An adorable border collie mix who was a Frisbee champion
An Aussie with fantastic tricks & a very well spoken handler
A beagle with spot on perfect obedience
A little Chihuahua with a host of AKC awards & etc whose mom had a complete mini agility set up on stage
An adorable poodle mix with an entire routine of sweet little tricks and antics
Then there was me and Ranger – with basically nothing. Talk about getting promoted on good looks.
A few hours later the finals began.
The judges were (Right to Left) Art Director of Le Paws Agency, Owner of "Pawparazzi", and Editor of Seattle Dog Magazine aka Dog Queen.
We were second after the agility star Chihuahua
When the evaluator introduced us to the judges she said (I am paraphrasing from the video tape John shot) “I chose Ranger because I was fascinated by his relationship with Carolynn. I want to remind everyone that this contest is not about finding the most talented dog nor the most obedient. It is about a dog with the right appearance who can work on a movies set full of distractions and activity and still able to listen to his handler and do what is asked of him. While Carolynn is just beginning as a dog trainer, I saw that Ranger has everything we are looking for and more.”
She then handed the microphone to me and I tried to introduce Ranger. I explained where we got him. Told his ‘rescue’ story about falling out of a truck and dragged behind as a puppy.
Ranger was wonderful. He did everything I asked him to do.
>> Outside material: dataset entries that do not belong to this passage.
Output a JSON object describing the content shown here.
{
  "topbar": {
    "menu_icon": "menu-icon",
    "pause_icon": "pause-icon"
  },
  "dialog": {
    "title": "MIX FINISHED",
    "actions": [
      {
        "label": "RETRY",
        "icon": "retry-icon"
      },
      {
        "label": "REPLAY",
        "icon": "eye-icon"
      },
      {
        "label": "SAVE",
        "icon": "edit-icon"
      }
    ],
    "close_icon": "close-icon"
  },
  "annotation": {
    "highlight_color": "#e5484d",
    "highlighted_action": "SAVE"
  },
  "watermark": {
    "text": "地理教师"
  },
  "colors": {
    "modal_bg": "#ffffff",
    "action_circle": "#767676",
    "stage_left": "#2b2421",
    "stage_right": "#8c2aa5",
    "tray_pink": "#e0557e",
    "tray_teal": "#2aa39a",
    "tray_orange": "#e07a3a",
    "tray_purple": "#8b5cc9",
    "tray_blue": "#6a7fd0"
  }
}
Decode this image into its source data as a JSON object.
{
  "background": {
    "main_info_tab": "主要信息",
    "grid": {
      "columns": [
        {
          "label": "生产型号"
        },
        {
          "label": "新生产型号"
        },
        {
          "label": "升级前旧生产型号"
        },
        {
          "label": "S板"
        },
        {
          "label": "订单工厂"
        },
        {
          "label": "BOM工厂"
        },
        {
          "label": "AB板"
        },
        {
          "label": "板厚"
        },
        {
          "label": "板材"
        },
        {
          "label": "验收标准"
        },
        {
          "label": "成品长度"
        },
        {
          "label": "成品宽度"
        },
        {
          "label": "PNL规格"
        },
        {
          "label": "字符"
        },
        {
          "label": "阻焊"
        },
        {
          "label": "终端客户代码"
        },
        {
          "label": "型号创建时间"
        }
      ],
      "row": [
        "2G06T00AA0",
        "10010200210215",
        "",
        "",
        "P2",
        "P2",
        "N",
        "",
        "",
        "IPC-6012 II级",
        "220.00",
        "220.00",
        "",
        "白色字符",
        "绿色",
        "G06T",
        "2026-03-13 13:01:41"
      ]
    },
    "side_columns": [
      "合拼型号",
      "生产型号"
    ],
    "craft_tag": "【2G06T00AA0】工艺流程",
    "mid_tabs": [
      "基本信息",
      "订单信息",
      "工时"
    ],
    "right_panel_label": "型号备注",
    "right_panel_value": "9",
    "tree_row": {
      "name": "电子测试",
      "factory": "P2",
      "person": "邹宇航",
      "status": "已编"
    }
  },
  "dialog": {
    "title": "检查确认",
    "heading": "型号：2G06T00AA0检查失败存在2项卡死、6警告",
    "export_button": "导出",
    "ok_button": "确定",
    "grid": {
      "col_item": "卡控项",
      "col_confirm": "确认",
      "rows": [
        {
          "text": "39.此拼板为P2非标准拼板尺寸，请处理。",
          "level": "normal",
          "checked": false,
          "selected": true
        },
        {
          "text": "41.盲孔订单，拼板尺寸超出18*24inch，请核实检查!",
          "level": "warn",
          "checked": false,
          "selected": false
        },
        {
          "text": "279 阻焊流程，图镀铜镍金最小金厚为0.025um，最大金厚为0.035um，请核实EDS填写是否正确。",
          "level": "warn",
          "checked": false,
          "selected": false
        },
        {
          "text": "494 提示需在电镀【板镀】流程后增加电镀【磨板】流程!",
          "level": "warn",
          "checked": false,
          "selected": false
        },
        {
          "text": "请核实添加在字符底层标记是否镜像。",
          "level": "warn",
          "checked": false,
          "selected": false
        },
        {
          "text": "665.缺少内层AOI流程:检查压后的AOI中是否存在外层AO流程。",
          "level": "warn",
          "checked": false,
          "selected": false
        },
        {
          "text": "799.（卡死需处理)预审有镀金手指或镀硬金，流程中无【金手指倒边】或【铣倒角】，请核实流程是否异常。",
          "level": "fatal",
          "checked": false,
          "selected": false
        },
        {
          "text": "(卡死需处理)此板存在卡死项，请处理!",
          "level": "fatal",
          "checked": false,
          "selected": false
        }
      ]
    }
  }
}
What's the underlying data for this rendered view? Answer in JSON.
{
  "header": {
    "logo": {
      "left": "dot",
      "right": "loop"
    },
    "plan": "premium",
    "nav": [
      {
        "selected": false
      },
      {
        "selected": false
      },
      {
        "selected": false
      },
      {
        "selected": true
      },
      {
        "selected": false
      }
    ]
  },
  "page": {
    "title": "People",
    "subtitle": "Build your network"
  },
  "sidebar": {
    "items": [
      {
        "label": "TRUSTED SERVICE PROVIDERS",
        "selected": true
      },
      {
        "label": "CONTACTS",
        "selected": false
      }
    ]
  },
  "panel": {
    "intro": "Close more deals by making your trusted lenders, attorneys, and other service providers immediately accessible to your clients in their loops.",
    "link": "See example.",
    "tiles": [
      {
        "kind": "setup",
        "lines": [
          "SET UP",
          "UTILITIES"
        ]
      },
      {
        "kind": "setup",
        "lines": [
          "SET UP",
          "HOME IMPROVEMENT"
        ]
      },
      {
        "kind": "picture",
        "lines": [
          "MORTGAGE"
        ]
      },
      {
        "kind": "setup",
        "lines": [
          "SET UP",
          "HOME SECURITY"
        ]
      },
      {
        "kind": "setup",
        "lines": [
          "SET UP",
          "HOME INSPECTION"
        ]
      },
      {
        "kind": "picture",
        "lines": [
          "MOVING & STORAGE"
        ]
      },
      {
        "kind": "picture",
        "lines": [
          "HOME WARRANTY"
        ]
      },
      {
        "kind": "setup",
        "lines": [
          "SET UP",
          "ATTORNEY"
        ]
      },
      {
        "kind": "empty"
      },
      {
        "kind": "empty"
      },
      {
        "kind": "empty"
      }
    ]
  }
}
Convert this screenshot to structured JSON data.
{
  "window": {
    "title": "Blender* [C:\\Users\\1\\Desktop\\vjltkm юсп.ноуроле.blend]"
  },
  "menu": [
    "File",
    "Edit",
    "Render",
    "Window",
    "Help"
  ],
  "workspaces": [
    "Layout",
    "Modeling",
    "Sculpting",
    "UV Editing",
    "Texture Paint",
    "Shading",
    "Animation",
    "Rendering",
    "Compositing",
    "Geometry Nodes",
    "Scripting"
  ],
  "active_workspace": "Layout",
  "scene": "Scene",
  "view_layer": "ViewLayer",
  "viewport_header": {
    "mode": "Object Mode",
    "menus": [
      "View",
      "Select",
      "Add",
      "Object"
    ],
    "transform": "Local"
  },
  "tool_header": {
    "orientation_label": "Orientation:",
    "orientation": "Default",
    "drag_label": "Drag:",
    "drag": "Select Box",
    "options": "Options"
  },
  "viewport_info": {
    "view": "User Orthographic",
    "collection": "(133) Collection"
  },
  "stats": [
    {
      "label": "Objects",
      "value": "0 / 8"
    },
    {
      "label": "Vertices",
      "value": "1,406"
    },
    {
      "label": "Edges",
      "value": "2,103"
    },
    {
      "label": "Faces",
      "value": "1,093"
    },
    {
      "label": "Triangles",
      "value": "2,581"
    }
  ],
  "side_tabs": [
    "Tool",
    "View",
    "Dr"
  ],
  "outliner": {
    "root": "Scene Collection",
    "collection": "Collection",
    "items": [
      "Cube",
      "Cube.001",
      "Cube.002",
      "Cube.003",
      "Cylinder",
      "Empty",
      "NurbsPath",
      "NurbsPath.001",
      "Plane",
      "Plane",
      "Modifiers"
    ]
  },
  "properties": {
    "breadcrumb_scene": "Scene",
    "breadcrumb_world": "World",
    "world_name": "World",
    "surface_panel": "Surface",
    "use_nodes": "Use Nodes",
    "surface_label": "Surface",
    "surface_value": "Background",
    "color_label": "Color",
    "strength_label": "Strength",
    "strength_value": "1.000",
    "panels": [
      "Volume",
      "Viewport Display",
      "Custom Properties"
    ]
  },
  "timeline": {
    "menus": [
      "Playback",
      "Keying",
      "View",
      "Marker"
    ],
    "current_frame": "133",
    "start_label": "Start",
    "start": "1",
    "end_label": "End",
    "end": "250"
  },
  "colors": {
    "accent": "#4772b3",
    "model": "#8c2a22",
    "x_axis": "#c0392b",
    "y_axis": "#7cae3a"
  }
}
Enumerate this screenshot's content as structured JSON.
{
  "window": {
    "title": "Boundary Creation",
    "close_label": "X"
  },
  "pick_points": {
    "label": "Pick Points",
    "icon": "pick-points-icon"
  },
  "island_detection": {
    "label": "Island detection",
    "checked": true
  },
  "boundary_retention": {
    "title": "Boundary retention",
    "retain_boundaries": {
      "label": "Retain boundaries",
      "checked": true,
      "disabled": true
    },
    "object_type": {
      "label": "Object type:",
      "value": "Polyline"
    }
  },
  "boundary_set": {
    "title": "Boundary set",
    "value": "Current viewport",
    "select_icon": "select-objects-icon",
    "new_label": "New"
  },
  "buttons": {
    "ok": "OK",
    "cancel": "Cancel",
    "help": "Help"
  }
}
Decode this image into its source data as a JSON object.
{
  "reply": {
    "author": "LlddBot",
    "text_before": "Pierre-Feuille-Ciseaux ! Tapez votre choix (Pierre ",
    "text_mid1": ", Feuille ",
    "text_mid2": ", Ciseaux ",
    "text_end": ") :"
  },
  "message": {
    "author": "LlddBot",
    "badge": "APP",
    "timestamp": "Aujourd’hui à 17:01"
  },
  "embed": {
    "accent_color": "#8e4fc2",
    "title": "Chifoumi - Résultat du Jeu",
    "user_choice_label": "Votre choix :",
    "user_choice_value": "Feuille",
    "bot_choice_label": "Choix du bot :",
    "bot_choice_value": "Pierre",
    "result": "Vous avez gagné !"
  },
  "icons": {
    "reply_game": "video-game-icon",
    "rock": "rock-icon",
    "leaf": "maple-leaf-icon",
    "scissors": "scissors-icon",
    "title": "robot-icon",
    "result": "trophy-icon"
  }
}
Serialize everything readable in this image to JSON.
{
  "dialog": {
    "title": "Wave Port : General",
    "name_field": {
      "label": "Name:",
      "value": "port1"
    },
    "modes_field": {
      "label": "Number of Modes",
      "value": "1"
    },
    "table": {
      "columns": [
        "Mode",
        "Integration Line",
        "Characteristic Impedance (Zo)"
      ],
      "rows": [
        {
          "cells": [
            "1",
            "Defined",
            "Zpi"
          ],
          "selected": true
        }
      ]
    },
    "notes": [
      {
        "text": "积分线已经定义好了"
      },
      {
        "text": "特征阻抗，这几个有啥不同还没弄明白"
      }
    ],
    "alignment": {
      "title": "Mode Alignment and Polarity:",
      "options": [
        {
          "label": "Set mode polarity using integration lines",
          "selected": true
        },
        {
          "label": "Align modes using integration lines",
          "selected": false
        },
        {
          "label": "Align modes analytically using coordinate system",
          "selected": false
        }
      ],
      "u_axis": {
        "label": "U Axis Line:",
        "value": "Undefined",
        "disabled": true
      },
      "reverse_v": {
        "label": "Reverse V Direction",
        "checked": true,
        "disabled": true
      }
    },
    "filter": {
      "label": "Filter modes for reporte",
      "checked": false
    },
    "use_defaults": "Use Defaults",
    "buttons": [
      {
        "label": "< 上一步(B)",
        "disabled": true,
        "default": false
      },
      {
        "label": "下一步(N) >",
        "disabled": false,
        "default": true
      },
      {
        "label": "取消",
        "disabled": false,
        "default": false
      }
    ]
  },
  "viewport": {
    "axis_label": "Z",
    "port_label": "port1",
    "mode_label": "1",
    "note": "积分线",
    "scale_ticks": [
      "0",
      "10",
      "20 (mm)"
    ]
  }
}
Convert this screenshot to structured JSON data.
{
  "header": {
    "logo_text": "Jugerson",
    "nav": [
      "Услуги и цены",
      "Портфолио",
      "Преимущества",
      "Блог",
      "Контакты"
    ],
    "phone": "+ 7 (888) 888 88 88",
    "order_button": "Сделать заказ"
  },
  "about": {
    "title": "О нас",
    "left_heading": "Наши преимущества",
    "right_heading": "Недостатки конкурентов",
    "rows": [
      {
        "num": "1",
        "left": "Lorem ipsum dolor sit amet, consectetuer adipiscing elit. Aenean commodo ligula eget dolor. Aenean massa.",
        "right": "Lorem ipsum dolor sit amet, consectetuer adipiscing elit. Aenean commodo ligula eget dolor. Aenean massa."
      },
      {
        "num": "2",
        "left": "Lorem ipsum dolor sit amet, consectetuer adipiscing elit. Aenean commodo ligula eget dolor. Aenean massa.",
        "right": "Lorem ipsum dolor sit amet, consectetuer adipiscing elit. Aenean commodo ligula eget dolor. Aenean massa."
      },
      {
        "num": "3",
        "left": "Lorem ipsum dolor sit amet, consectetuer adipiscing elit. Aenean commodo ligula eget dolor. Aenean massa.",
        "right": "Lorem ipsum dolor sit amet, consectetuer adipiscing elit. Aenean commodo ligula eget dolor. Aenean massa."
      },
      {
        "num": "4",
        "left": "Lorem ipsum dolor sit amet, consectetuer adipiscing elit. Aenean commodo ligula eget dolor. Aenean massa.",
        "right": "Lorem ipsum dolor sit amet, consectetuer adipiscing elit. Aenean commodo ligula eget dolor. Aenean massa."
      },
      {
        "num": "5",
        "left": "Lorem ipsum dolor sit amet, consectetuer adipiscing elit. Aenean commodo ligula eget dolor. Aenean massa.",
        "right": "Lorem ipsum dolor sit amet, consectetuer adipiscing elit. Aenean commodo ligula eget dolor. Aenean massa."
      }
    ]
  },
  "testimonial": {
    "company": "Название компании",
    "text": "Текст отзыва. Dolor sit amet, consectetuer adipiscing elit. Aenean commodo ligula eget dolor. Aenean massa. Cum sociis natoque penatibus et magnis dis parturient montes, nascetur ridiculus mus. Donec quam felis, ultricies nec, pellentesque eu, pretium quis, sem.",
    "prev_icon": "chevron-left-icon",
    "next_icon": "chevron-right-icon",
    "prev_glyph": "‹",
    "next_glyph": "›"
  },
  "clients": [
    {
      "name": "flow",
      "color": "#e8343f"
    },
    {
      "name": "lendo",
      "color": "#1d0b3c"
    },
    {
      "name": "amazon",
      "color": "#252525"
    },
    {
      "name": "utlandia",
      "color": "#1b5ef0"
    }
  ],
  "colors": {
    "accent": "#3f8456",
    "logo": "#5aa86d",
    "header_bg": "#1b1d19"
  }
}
I was an unorganized, nervous scatter brained idiot.
I took him up on the stage and put him through the obedience basics. Had him jump over the stick a few times. I put him in a down stay facing the audience – then threw his treat down the “runway” and said “Okay” which is his release word. He must not have heard me because he kept looking at me waiting. Finally I made a big deal out of throwing his treat and saying OKAY – then noticed I threw the treat right off the stage. Like a good boy he jumped off…found his treat among the people watching and jumped the four feet back up on stage coming right back to me. I was so proud of him.
After the ‘finals’ the process was explained to us. We have to watch the Next Dog Star website for our standing as they move across the country. When they are done with all the auditions in all the different cities they will choose a winner who will be crowned “The Next Dog Star”, win $10K, a new car, contract with Le Paws Animal Talent Agency, 2 weeks in LA with a dog trainer and a few other things.
They took a group picture of all of us (which will be posted on the website soon). John shot some pictures of the group trying to get together for the picture.
We don’t stand a chance in Haiti of winning anything.
However, I saw something in my dog that I will always remember. He loves me, he wants to please me, and surrounded by people, cameras & chaos he still will do anything I ask of him just for my approval, some love and a treat. That was better than winning any silly contest.